Third victory for Anti-Extradition Campaign
CHANTS of ``We want Owen'' thundered around the usually sober confines of Dublin's Four Courts on Friday 6 April, as word spread through the crowd of anti-extradition protestors outside that the release of Owen Carron had been ordered. Minutes later, the former Fermanagh/South Tyrone MP emerged from the imposing columns at the front of the building and into the midday sunshine - a free man. He was immediately thronged by crowds of demonstrators, well wishers, relatives, former constituents and the press and was carried by a sea of bodies onto the street.
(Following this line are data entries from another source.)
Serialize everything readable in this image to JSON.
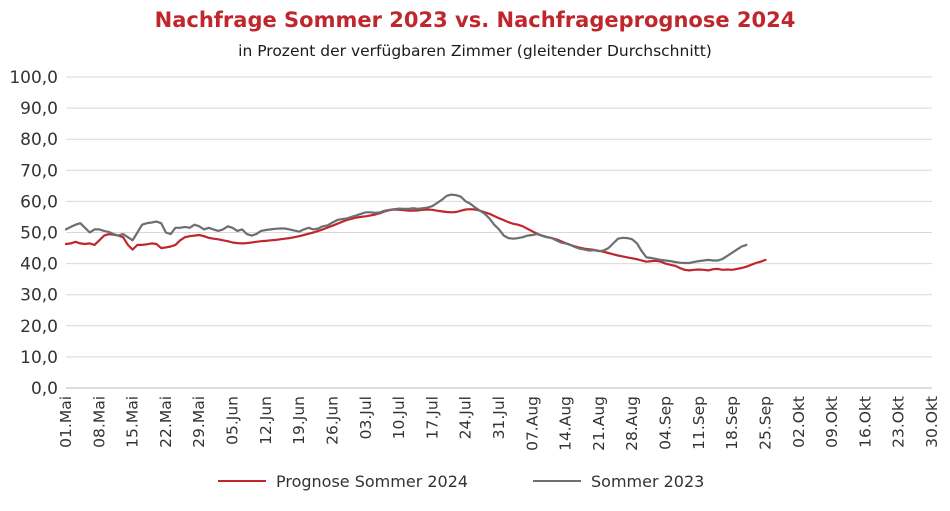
{
  "chart_data": {
    "type": "line",
    "title": "Nachfrage Sommer 2023 vs. Nachfrageprognose 2024",
    "subtitle": "in Prozent der verfügbaren Zimmer (gleitender Durchschnitt)",
    "xlabel": "",
    "ylabel": "",
    "ylim": [
      0,
      100
    ],
    "y_ticks": [
      "0,0",
      "10,0",
      "20,0",
      "30,0",
      "40,0",
      "50,0",
      "60,0",
      "70,0",
      "80,0",
      "90,0",
      "100,0"
    ],
    "x_ticks": [
      "01.Mai",
      "08.Mai",
      "15.Mai",
      "22.Mai",
      "29.Mai",
      "05.Jun",
      "12.Jun",
      "19.Jun",
      "26.Jun",
      "03.Jul",
      "10.Jul",
      "17.Jul",
      "24.Jul",
      "31.Jul",
      "07.Aug",
      "14.Aug",
      "21.Aug",
      "28.Aug",
      "04.Sep",
      "11.Sep",
      "18.Sep",
      "25.Sep",
      "02.Okt",
      "09.Okt",
      "16.Okt",
      "23.Okt",
      "30.Okt"
    ],
    "grid": true,
    "legend": "bottom",
    "series": [
      {
        "name": "Prognose Sommer 2024",
        "color": "#c0272d",
        "points": [
          [
            "01.Mai",
            46.3
          ],
          [
            "02.Mai",
            46.5
          ],
          [
            "03.Mai",
            47.0
          ],
          [
            "04.Mai",
            46.5
          ],
          [
            "05.Mai",
            46.3
          ],
          [
            "06.Mai",
            46.5
          ],
          [
            "07.Mai",
            46.0
          ],
          [
            "08.Mai",
            47.5
          ],
          [
            "09.Mai",
            49.0
          ],
          [
            "10.Mai",
            49.5
          ],
          [
            "11.Mai",
            49.3
          ],
          [
            "12.Mai",
            49.0
          ],
          [
            "13.Mai",
            48.5
          ],
          [
            "14.Mai",
            46.0
          ],
          [
            "15.Mai",
            44.5
          ],
          [
            "16.Mai",
            46.0
          ],
          [
            "17.Mai",
            46.0
          ],
          [
            "18.Mai",
            46.2
          ],
          [
            "19.Mai",
            46.5
          ],
          [
            "20.Mai",
            46.3
          ],
          [
            "21.Mai",
            45.0
          ],
          [
            "22.Mai",
            45.2
          ],
          [
            "23.Mai",
            45.5
          ],
          [
            "24.Mai",
            46.0
          ],
          [
            "25.Mai",
            47.5
          ],
          [
            "26.Mai",
            48.5
          ],
          [
            "27.Mai",
            48.8
          ],
          [
            "28.Mai",
            49.0
          ],
          [
            "29.Mai",
            49.2
          ],
          [
            "30.Mai",
            48.8
          ],
          [
            "31.Mai",
            48.3
          ],
          [
            "01.Jun",
            48.0
          ],
          [
            "02.Jun",
            47.8
          ],
          [
            "03.Jun",
            47.5
          ],
          [
            "04.Jun",
            47.2
          ],
          [
            "05.Jun",
            46.8
          ],
          [
            "06.Jun",
            46.6
          ],
          [
            "07.Jun",
            46.5
          ],
          [
            "08.Jun",
            46.6
          ],
          [
            "09.Jun",
            46.8
          ],
          [
            "10.Jun",
            47.0
          ],
          [
            "11.Jun",
            47.2
          ],
          [
            "12.Jun",
            47.3
          ],
          [
            "13.Jun",
            47.5
          ],
          [
            "14.Jun",
            47.6
          ],
          [
            "15.Jun",
            47.8
          ],
          [
            "16.Jun",
            48.0
          ],
          [
            "17.Jun",
            48.2
          ],
          [
            "18.Jun",
            48.5
          ],
          [
            "19.Jun",
            48.8
          ],
          [
            "20.Jun",
            49.2
          ],
          [
            "21.Jun",
            49.6
          ],
          [
            "22.Jun",
            50.0
          ],
          [
            "23.Jun",
            50.5
          ],
          [
            "24.Jun",
            51.0
          ],
          [
            "25.Jun",
            51.6
          ],
          [
            "26.Jun",
            52.2
          ],
          [
            "27.Jun",
            52.8
          ],
          [
            "28.Jun",
            53.4
          ],
          [
            "29.Jun",
            54.0
          ],
          [
            "30.Jun",
            54.4
          ],
          [
            "01.Jul",
            54.8
          ],
          [
            "02.Jul",
            55.0
          ],
          [
            "03.Jul",
            55.2
          ],
          [
            "04.Jul",
            55.5
          ],
          [
            "05.Jul",
            55.8
          ],
          [
            "06.Jul",
            56.2
          ],
          [
            "07.Jul",
            56.8
          ],
          [
            "08.Jul",
            57.2
          ],
          [
            "09.Jul",
            57.4
          ],
          [
            "10.Jul",
            57.3
          ],
          [
            "11.Jul",
            57.2
          ],
          [
            "12.Jul",
            57.0
          ],
          [
            "13.Jul",
            57.0
          ],
          [
            "14.Jul",
            57.1
          ],
          [
            "15.Jul",
            57.3
          ],
          [
            "16.Jul",
            57.4
          ],
          [
            "17.Jul",
            57.3
          ],
          [
            "18.Jul",
            57.0
          ],
          [
            "19.Jul",
            56.8
          ],
          [
            "20.Jul",
            56.6
          ],
          [
            "21.Jul",
            56.5
          ],
          [
            "22.Jul",
            56.6
          ],
          [
            "23.Jul",
            57.0
          ],
          [
            "24.Jul",
            57.4
          ],
          [
            "25.Jul",
            57.5
          ],
          [
            "26.Jul",
            57.4
          ],
          [
            "27.Jul",
            57.0
          ],
          [
            "28.Jul",
            56.5
          ],
          [
            "29.Jul",
            56.0
          ],
          [
            "30.Jul",
            55.3
          ],
          [
            "31.Jul",
            54.6
          ],
          [
            "01.Aug",
            54.0
          ],
          [
            "02.Aug",
            53.3
          ],
          [
            "03.Aug",
            52.8
          ],
          [
            "04.Aug",
            52.5
          ],
          [
            "05.Aug",
            52.0
          ],
          [
            "06.Aug",
            51.2
          ],
          [
            "07.Aug",
            50.4
          ],
          [
            "08.Aug",
            49.6
          ],
          [
            "09.Aug",
            49.0
          ],
          [
            "10.Aug",
            48.6
          ],
          [
            "11.Aug",
            48.2
          ],
          [
            "12.Aug",
            47.8
          ],
          [
            "13.Aug",
            47.2
          ],
          [
            "14.Aug",
            46.6
          ],
          [
            "15.Aug",
            46.0
          ],
          [
            "16.Aug",
            45.5
          ],
          [
            "17.Aug",
            45.1
          ],
          [
            "18.Aug",
            44.8
          ],
          [
            "19.Aug",
            44.6
          ],
          [
            "20.Aug",
            44.4
          ],
          [
            "21.Aug",
            44.1
          ],
          [
            "22.Aug",
            43.8
          ],
          [
            "23.Aug",
            43.4
          ],
          [
            "24.Aug",
            43.0
          ],
          [
            "25.Aug",
            42.6
          ],
          [
            "26.Aug",
            42.3
          ],
          [
            "27.Aug",
            42.0
          ],
          [
            "28.Aug",
            41.7
          ],
          [
            "29.Aug",
            41.4
          ],
          [
            "30.Aug",
            41.0
          ],
          [
            "31.Aug",
            40.6
          ],
          [
            "01.Sep",
            40.8
          ],
          [
            "02.Sep",
            40.9
          ],
          [
            "03.Sep",
            40.6
          ],
          [
            "04.Sep",
            40.0
          ],
          [
            "05.Sep",
            39.6
          ],
          [
            "06.Sep",
            39.3
          ],
          [
            "07.Sep",
            38.6
          ],
          [
            "08.Sep",
            38.0
          ],
          [
            "09.Sep",
            37.8
          ],
          [
            "10.Sep",
            38.0
          ],
          [
            "11.Sep",
            38.1
          ],
          [
            "12.Sep",
            38.0
          ],
          [
            "13.Sep",
            37.8
          ],
          [
            "14.Sep",
            38.2
          ],
          [
            "15.Sep",
            38.3
          ],
          [
            "16.Sep",
            38.0
          ],
          [
            "17.Sep",
            38.1
          ],
          [
            "18.Sep",
            38.0
          ],
          [
            "19.Sep",
            38.3
          ],
          [
            "20.Sep",
            38.6
          ],
          [
            "21.Sep",
            39.0
          ],
          [
            "22.Sep",
            39.6
          ],
          [
            "23.Sep",
            40.2
          ],
          [
            "24.Sep",
            40.6
          ],
          [
            "25.Sep",
            41.2
          ]
        ]
      },
      {
        "name": "Sommer 2023",
        "color": "#6d6e71",
        "points": [
          [
            "01.Mai",
            51.0
          ],
          [
            "02.Mai",
            51.8
          ],
          [
            "03.Mai",
            52.5
          ],
          [
            "04.Mai",
            53.0
          ],
          [
            "05.Mai",
            51.5
          ],
          [
            "06.Mai",
            50.0
          ],
          [
            "07.Mai",
            51.0
          ],
          [
            "08.Mai",
            51.0
          ],
          [
            "09.Mai",
            50.5
          ],
          [
            "10.Mai",
            50.2
          ],
          [
            "11.Mai",
            49.5
          ],
          [
            "12.Mai",
            49.0
          ],
          [
            "13.Mai",
            49.5
          ],
          [
            "14.Mai",
            48.5
          ],
          [
            "15.Mai",
            47.5
          ],
          [
            "16.Mai",
            50.0
          ],
          [
            "17.Mai",
            52.5
          ],
          [
            "18.Mai",
            53.0
          ],
          [
            "19.Mai",
            53.2
          ],
          [
            "20.Mai",
            53.5
          ],
          [
            "21.Mai",
            53.0
          ],
          [
            "22.Mai",
            50.0
          ],
          [
            "23.Mai",
            49.5
          ],
          [
            "24.Mai",
            51.5
          ],
          [
            "25.Mai",
            51.5
          ],
          [
            "26.Mai",
            51.8
          ],
          [
            "27.Mai",
            51.5
          ],
          [
            "28.Mai",
            52.5
          ],
          [
            "29.Mai",
            52.0
          ],
          [
            "30.Mai",
            51.0
          ],
          [
            "31.Mai",
            51.5
          ],
          [
            "01.Jun",
            51.0
          ],
          [
            "02.Jun",
            50.5
          ],
          [
            "03.Jun",
            51.0
          ],
          [
            "04.Jun",
            52.0
          ],
          [
            "05.Jun",
            51.5
          ],
          [
            "06.Jun",
            50.5
          ],
          [
            "07.Jun",
            51.0
          ],
          [
            "08.Jun",
            49.5
          ],
          [
            "09.Jun",
            49.0
          ],
          [
            "10.Jun",
            49.5
          ],
          [
            "11.Jun",
            50.5
          ],
          [
            "12.Jun",
            50.8
          ],
          [
            "13.Jun",
            51.0
          ],
          [
            "14.Jun",
            51.2
          ],
          [
            "15.Jun",
            51.3
          ],
          [
            "16.Jun",
            51.3
          ],
          [
            "17.Jun",
            51.0
          ],
          [
            "18.Jun",
            50.6
          ],
          [
            "19.Jun",
            50.3
          ],
          [
            "20.Jun",
            51.0
          ],
          [
            "21.Jun",
            51.5
          ],
          [
            "22.Jun",
            51.0
          ],
          [
            "23.Jun",
            51.3
          ],
          [
            "24.Jun",
            52.0
          ],
          [
            "25.Jun",
            52.3
          ],
          [
            "26.Jun",
            53.2
          ],
          [
            "27.Jun",
            54.0
          ],
          [
            "28.Jun",
            54.3
          ],
          [
            "29.Jun",
            54.5
          ],
          [
            "30.Jun",
            55.0
          ],
          [
            "01.Jul",
            55.5
          ],
          [
            "02.Jul",
            56.0
          ],
          [
            "03.Jul",
            56.5
          ],
          [
            "04.Jul",
            56.5
          ],
          [
            "05.Jul",
            56.3
          ],
          [
            "06.Jul",
            56.5
          ],
          [
            "07.Jul",
            57.0
          ],
          [
            "08.Jul",
            57.3
          ],
          [
            "09.Jul",
            57.5
          ],
          [
            "10.Jul",
            57.7
          ],
          [
            "11.Jul",
            57.6
          ],
          [
            "12.Jul",
            57.6
          ],
          [
            "13.Jul",
            57.8
          ],
          [
            "14.Jul",
            57.6
          ],
          [
            "15.Jul",
            57.8
          ],
          [
            "16.Jul",
            58.0
          ],
          [
            "17.Jul",
            58.5
          ],
          [
            "18.Jul",
            59.5
          ],
          [
            "19.Jul",
            60.5
          ],
          [
            "20.Jul",
            61.8
          ],
          [
            "21.Jul",
            62.2
          ],
          [
            "22.Jul",
            62.0
          ],
          [
            "23.Jul",
            61.5
          ],
          [
            "24.Jul",
            60.0
          ],
          [
            "25.Jul",
            59.2
          ],
          [
            "26.Jul",
            58.0
          ],
          [
            "27.Jul",
            57.0
          ],
          [
            "28.Jul",
            56.0
          ],
          [
            "29.Jul",
            54.5
          ],
          [
            "30.Jul",
            52.5
          ],
          [
            "31.Jul",
            51.0
          ],
          [
            "01.Aug",
            49.0
          ],
          [
            "02.Aug",
            48.2
          ],
          [
            "03.Aug",
            48.0
          ],
          [
            "04.Aug",
            48.2
          ],
          [
            "05.Aug",
            48.5
          ],
          [
            "06.Aug",
            49.0
          ],
          [
            "07.Aug",
            49.2
          ],
          [
            "08.Aug",
            49.5
          ],
          [
            "09.Aug",
            49.0
          ],
          [
            "10.Aug",
            48.5
          ],
          [
            "11.Aug",
            48.3
          ],
          [
            "12.Aug",
            47.5
          ],
          [
            "13.Aug",
            46.8
          ],
          [
            "14.Aug",
            46.5
          ],
          [
            "15.Aug",
            46.0
          ],
          [
            "16.Aug",
            45.3
          ],
          [
            "17.Aug",
            44.8
          ],
          [
            "18.Aug",
            44.5
          ],
          [
            "19.Aug",
            44.2
          ],
          [
            "20.Aug",
            44.3
          ],
          [
            "21.Aug",
            44.0
          ],
          [
            "22.Aug",
            44.2
          ],
          [
            "23.Aug",
            45.0
          ],
          [
            "24.Aug",
            46.5
          ],
          [
            "25.Aug",
            48.0
          ],
          [
            "26.Aug",
            48.3
          ],
          [
            "27.Aug",
            48.2
          ],
          [
            "28.Aug",
            47.8
          ],
          [
            "29.Aug",
            46.5
          ],
          [
            "30.Aug",
            44.0
          ],
          [
            "31.Aug",
            42.0
          ],
          [
            "01.Sep",
            41.8
          ],
          [
            "02.Sep",
            41.5
          ],
          [
            "03.Sep",
            41.2
          ],
          [
            "04.Sep",
            41.0
          ],
          [
            "05.Sep",
            40.8
          ],
          [
            "06.Sep",
            40.5
          ],
          [
            "07.Sep",
            40.3
          ],
          [
            "08.Sep",
            40.2
          ],
          [
            "09.Sep",
            40.2
          ],
          [
            "10.Sep",
            40.5
          ],
          [
            "11.Sep",
            40.8
          ],
          [
            "12.Sep",
            41.0
          ],
          [
            "13.Sep",
            41.2
          ],
          [
            "14.Sep",
            41.0
          ],
          [
            "15.Sep",
            41.0
          ],
          [
            "16.Sep",
            41.5
          ],
          [
            "17.Sep",
            42.5
          ],
          [
            "18.Sep",
            43.5
          ],
          [
            "19.Sep",
            44.5
          ],
          [
            "20.Sep",
            45.5
          ],
          [
            "21.Sep",
            46.0
          ]
        ]
      }
    ]
  }
}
The decision by the Supreme Court to release him came, ironically, on the same day that the Six-County Direct Ruler was meeting 26-County Foreign Minister Gerry Collins at Iveagh House and also on the same weekend as the Fianna Fáil Ard Fheis, where a motion called for an end to political extradition to Britain and the North.
The court's five judges ruled that the allegations against the man who had been election agent for Bobby Sands in 1981 were connected to political offences committed by another Fermanagh man.
Carron was arrested by the RUC at Letterbree, County Fermanagh in December 1985 after he had given a lift to James Maguire, who was later concvicted of possessing a rifle and ammunition while a passenger in the car. Maguire told the court in an affidavit that these were for the purpose of forcing British forces to leave the Six Counties.